“Get the water vase filled, wipe it down again, and pull the glasses from the freezer.”
“Yes chef!” He disappeared into the back.
I moved to my last work for the day. Charcuterie. Expensive cheeses made in-house; delicate, organic fruits from our hydroponic gardens in sculpted shapes like birds. Artfully scattered vanilla-infused sugar over the fruit, and crystalline sea salt flakes over the cheese. Peppercorns sprinkled across the exotic wood board like smooth rocks at the bottom of a stream, not to eat, but to hint at class and excess. And in the center, a tiny cup of caviar with a spoon, artfully enameled with actual pearl. Everything was carefully placed to maximize artistic and flavor ratios, color contrasts, any tactic that could be considered gourmet, I used it for something that should have been as simple as a cheese and fruit board.
But now, it was almost perfect.
Again, only for my standards. Anxiety pumped through me as I wondered what I could possibly do to improve this in the five minutes I had left.
One of the executives assistant popped his head through the double doors and yelled, panicking, to catch my attention. Almost as if we were an actual restaurant now. “Miss Jung Hwa! He’s here! He’s in the building! You need to come right now!”
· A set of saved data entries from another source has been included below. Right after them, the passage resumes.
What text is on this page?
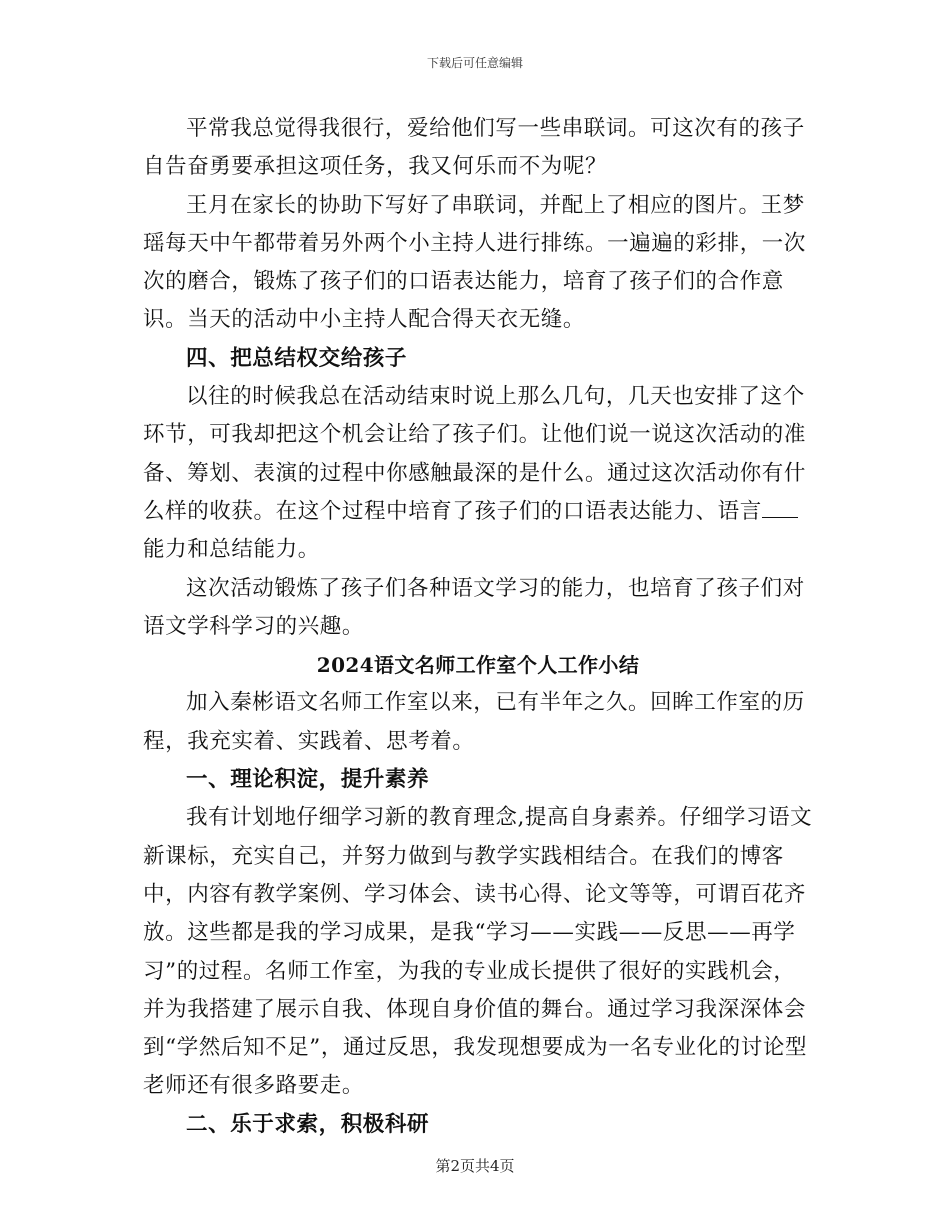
下载后可任意编辑

平常我总觉得我很行，爱给他们写一些串联词。可这次有的孩子自告奋勇要承担这项任务，我又何乐而不为呢？

王月在家长的协助下写好了串联词，并配上了相应的图片。王梦瑶每天中午都带着另外两个小主持人进行排练。一遍遍的彩排，一次次的磨合，锻炼了孩子们的口语表达能力，培育了孩子们的合作意识。当天的活动中小主持人配合得天衣无缝。

四、把总结权交给孩子

以往的时候我总在活动结束时说上那么几句，几天也安排了这个环节，可我却把这个机会让给了孩子们。让他们说一说这次活动的准备、筹划、表演的过程中你感触最深的是什么。通过这次活动你有什么样的收获。在这个过程中培育了孩子们的口语表达能力、语言能力和总结能力。

这次活动锻炼了孩子们各种语文学习的能力，也培育了孩子们对语文学科学习的兴趣。

2024语文名师工作室个人工作小结

加入秦彬语文名师工作室以来，已有半年之久。回眸工作室的历程，我充实着、实践着、思考着。

一、理论积淀，提升素养

我有计划地仔细学习新的教育理念,提高自身素养。仔细学习语文新课标，充实自己，并努力做到与教学实践相结合。在我们的博客中，内容有教学案例、学习体会、读书心得、论文等等，可谓百花齐放。这些都是我的学习成果，是我“学习——实践——反思——再学习”的过程。名师工作室，为我的专业成长提供了很好的实践机会，并为我搭建了展示自我、体现自身价值的舞台。通过学习我深深体会到“学然后知不足”，通过反思，我发现想要成为一名专业化的讨论型老师还有很多路要走。

二、乐于求索，积极科研

第2页共4页
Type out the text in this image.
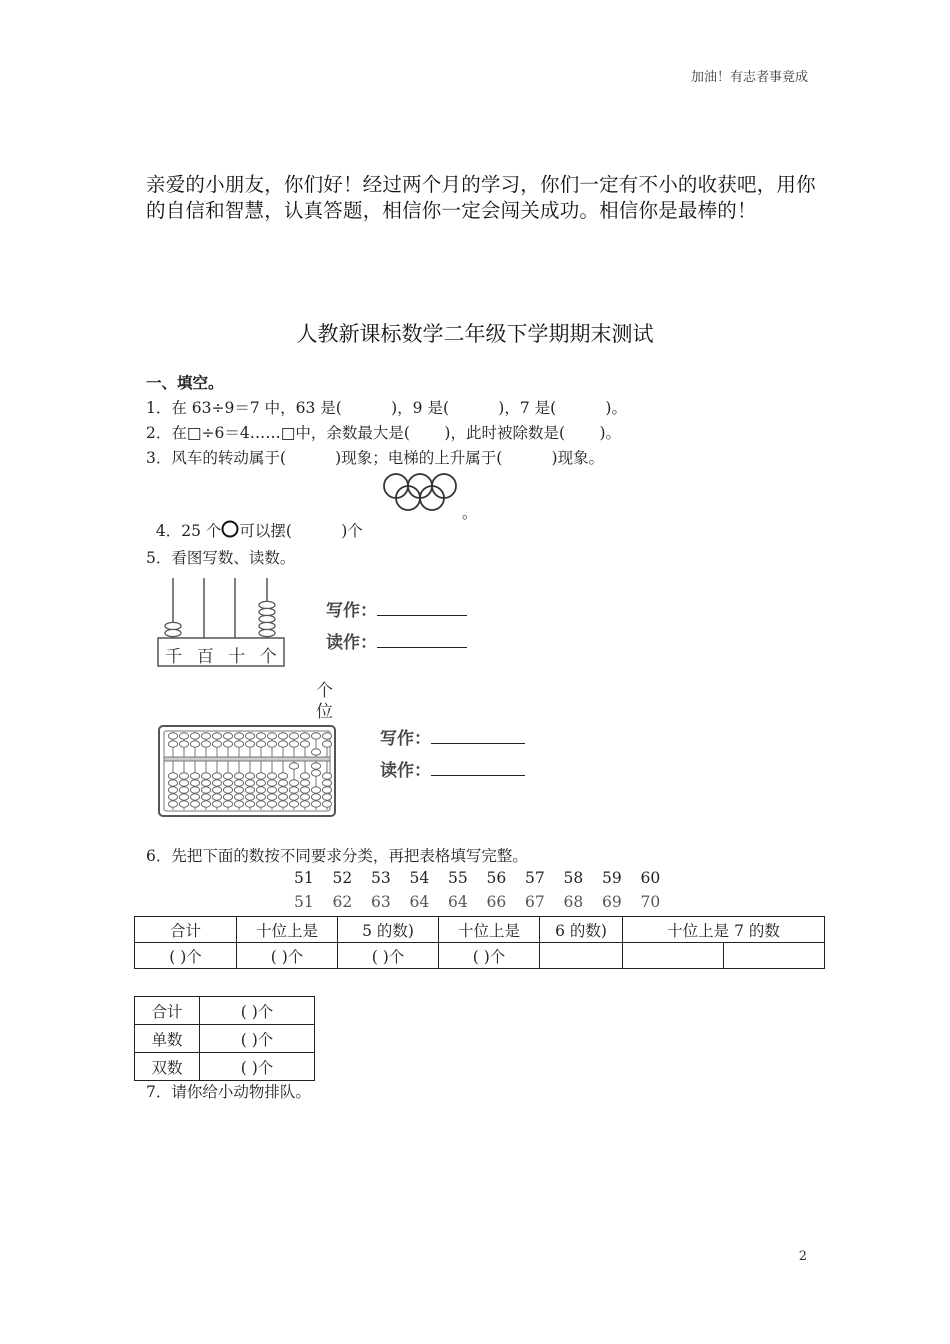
加油！有志者事竟成
亲爱的小朋友，你们好！经过两个月的学习，你们一定有不小的收获吧，用你的自信和智慧，认真答题，相信你一定会闯关成功。相信你是最棒的！
人教新课标数学二年级下学期期末测试
一、填空。
1．在 63÷9＝7 中，63 是(          )，9 是(          )，7 是(          )。
2．在□÷6＝4……□中，余数最大是(       )，此时被除数是(       )。
3．风车的转动属于(          )现象；电梯的上升属于(          )现象。

4．25 个 可以摆(          )个

。
5．看图写数、读数。
千 百 十 个
写作：
读作：
个
位
写作：
读作：
6．先把下面的数按不同要求分类，再把表格填写完整。
51 52 53 54 55 56 57 58 59 60
51 62 63 64 64 66 67 68 69 70
合计	十位上是	5 的数)	十位上是	6 的数)	十位上是 7 的数	
( )个	( )个	( )个	( )个			
合计	( )个
单数	( )个
双数	( )个
7．请你给小动物排队。
2
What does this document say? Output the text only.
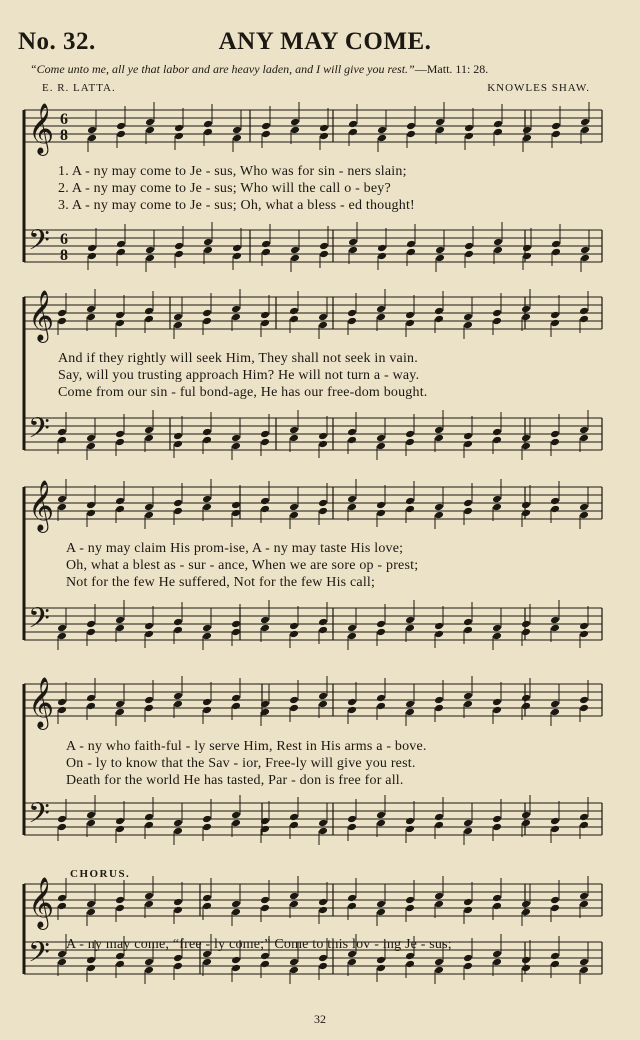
No. 32.	ANY MAY COME.
“Come unto me, all ye that labor and are heavy laden, and I will give you rest.”—Matt. 11: 28.
E. R. LATTA.	KNOWLES SHAW.
𝄞
𝄢
6
8
6
8
𝄞
𝄢
𝄞
𝄢
𝄞
𝄢
𝄞
𝄢
1. A - ny may come to Je - sus, Who was for sin - ners slain;
2. A - ny may come to Je - sus; Who will the call o - bey?
3. A - ny may come to Je - sus; Oh, what a bless - ed thought!
And if they rightly will seek Him, They shall not seek in vain.
Say, will you trusting approach Him? He will not turn a - way.
Come from our sin - ful bond-age, He has our free-dom bought.
A - ny may claim His prom-ise, A - ny may taste His love;
Oh, what a blest as - sur - ance, When we are sore op - prest;
Not for the few He suffered, Not for the few His call;
A - ny who faith-ful - ly serve Him, Rest in His arms a - bove.
On - ly to know that the Sav - ior, Free-ly will give you rest.
Death for the world He has tasted, Par - don is free for all.
CHORUS.
A - ny may come, “free - ly come;” Come to this lov - ing Je - sus;
32
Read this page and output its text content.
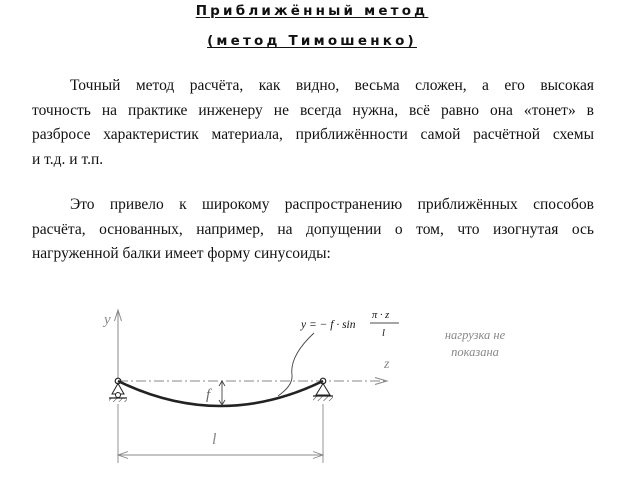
Приближённый метод
(метод Тимошенко)
Точный метод расчёта, как видно, весьма сложен, а его высокая
точность на практике инженеру не всегда нужна, всё равно она «тонет» в
разбросе характеристик материала, приближённости самой расчётной схемы
и т.д. и т.п.
Это привело к широкому распространению приближённых способов
расчёта, основанных, например, на допущении о том, что изогнутая ось
нагруженной балки имеет форму синусоиды:
y
z
f
l
y = − f · sin
π · z
l	нагрузка не
показана
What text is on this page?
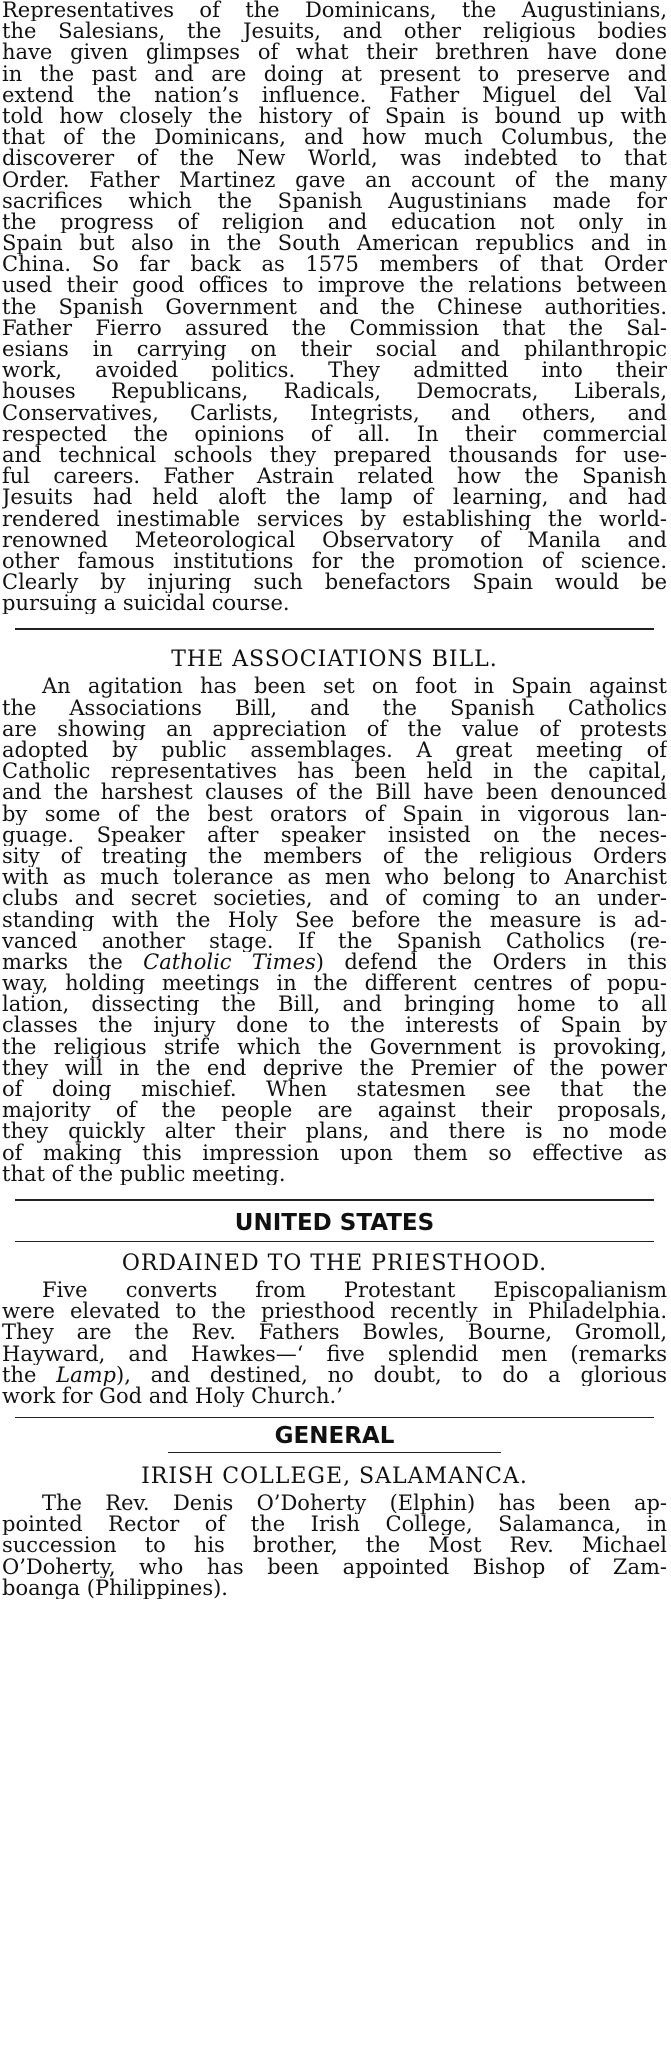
Representatives of the Dominicans, the Augustinians,
the Salesians, the Jesuits, and other religious bodies
have given glimpses of what their brethren have done
in the past and are doing at present to preserve and
extend the nation’s influence. Father Miguel del Val
told how closely the history of Spain is bound up with
that of the Dominicans, and how much Columbus, the
discoverer of the New World, was indebted to that
Order. Father Martinez gave an account of the many
sacrifices which the Spanish Augustinians made for
the progress of religion and education not only in
Spain but also in the South American republics and in
China. So far back as 1575 members of that Order
used their good offices to improve the relations between
the Spanish Government and the Chinese authorities.
Father Fierro assured the Commission that the Sal-
esians in carrying on their social and philanthropic
work, avoided politics. They admitted into their
houses Republicans, Radicals, Democrats, Liberals,
Conservatives, Carlists, Integrists, and others, and
respected the opinions of all. In their commercial
and technical schools they prepared thousands for use-
ful careers. Father Astrain related how the Spanish
Jesuits had held aloft the lamp of learning, and had
rendered inestimable services by establishing the world-
renowned Meteorological Observatory of Manila and
other famous institutions for the promotion of science.
Clearly by injuring such benefactors Spain would be
pursuing a suicidal course.
THE ASSOCIATIONS BILL.
An agitation has been set on foot in Spain against
the Associations Bill, and the Spanish Catholics
are showing an appreciation of the value of protests
adopted by public assemblages. A great meeting of
Catholic representatives has been held in the capital,
and the harshest clauses of the Bill have been denounced
by some of the best orators of Spain in vigorous lan-
guage. Speaker after speaker insisted on the neces-
sity of treating the members of the religious Orders
with as much tolerance as men who belong to Anarchist
clubs and secret societies, and of coming to an under-
standing with the Holy See before the measure is ad-
vanced another stage. If the Spanish Catholics (re-
marks the Catholic Times) defend the Orders in this
way, holding meetings in the different centres of popu-
lation, dissecting the Bill, and bringing home to all
classes the injury done to the interests of Spain by
the religious strife which the Government is provoking,
they will in the end deprive the Premier of the power
of doing mischief. When statesmen see that the
majority of the people are against their proposals,
they quickly alter their plans, and there is no mode
of making this impression upon them so effective as
that of the public meeting.
UNITED STATES
ORDAINED TO THE PRIESTHOOD.
Five converts from Protestant Episcopalianism
were elevated to the priesthood recently in Philadelphia.
They are the Rev. Fathers Bowles, Bourne, Gromoll,
Hayward, and Hawkes—‘ five splendid men (remarks
the Lamp), and destined, no doubt, to do a glorious
work for God and Holy Church.’
GENERAL
IRISH COLLEGE, SALAMANCA.
The Rev. Denis O’Doherty (Elphin) has been ap-
pointed Rector of the Irish College, Salamanca, in
succession to his brother, the Most Rev. Michael
O’Doherty, who has been appointed Bishop of Zam-
boanga (Philippines).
I choked, looking at the tray, thinking I needed more peppercorns, or maybe some whole anise, “I haven’t finished the plate ye—"
“No time! Follow me!” The executive assistant disappeared, and I strode out, confused, walking as fast as I could after him.
“What’s going on? Everything’s almost ready, I need just a little more time to—"
“They want you in the conference room,” the assistant said breathlessly ahead of me, walking as fast as he could, tablet in hand.
Huh?
They wanted me in the conference room?
“Everything counts right now,” he said, walking, adjusting the designer glasses that were falling down his nose. “They want somebody in the room who can speak the language. You know, talk about food. You can do that, right?”
“Why wasn’t I warned about this?” I asked, almost yelling with panic.
“The chairman just ordered it!” The assistant slowed down, just barely pulling a napkin from his pocket and dabbing at his sweating, nervous face. “He’s… he’s not really, uh, thinking about the most conventional way to—” he cleared his throat mid-breath, readjusting his thought process as if somebody were listening in. He outlined between gasps, “the chairman is a genius, and he’s willing to make a risky move here if it means making the difference. So, you need to make sure that if there’s any talk of, you know, food, that you can handle that kind of stuff.”
“I thought the executives were going to handle the food talk!”
“No, just the business,” he squeaked nervously. “They don’t know a lot about food. Not that they don’t know about anything when it comes to food, I mean, they’re professionals! But, I mean, they just want you there, just in case. Good move by the chairman, in my opinion.”
He blinked as if that would help convince him that what he was saying was true, and that it wasn’t a last minute, panicked decision by a corporate executive who was terrified of losing this deal.
We walked faster. The building was like a maze. Every time I thought we were almost to the conference room, it just turned into a new department. Finance. Marketing. Advertising, with the most brilliant drawings and renderings of every possible food plastered across their walls in the first display of color outside of the test kitchen. Then there was the scent lab, where scientists piped the tiniest drops of chemicals into tubes and created blooms of flower scents, puffs of citrus, the mellow comfort of jasmine and vanilla and anything else a person could want.
We finally arrived in front of a door marked as the rear entrance to the conference room. The assistant pulled out another napkin – a clean one, and dabbed at my face, while his other hand somehow managed to pull a comb from his other pocket as he tended to my hair. Almost instantly, the assistant’s tablet chimed. “Oh my god,” he said, freezing, his voice high and tight. “They’re entering the elevator. You need to get inside the conference room, right now.”
“But what about the food?” I asked, trying to keep still as he went back to dabbing at my face and fixing my hair, but three times faster.
“They’ll bring it up and then present it through the front doors when he’s seated,” he said, finishing with me and now trying desperately to move his hair into something more professional, and less wind-blown from all the speed walking. “Get in!”
I sputtered. “What am I supposed to do? I have nothing prepared to talk about with them!”
“No time to explain,” he said, pushing me through the door, gave a series of bows to several of the people inside, careful not to let his hair move out of place, and then slammed the door closed, vanishing.
Now it was just me.
And the five most powerful people in the company.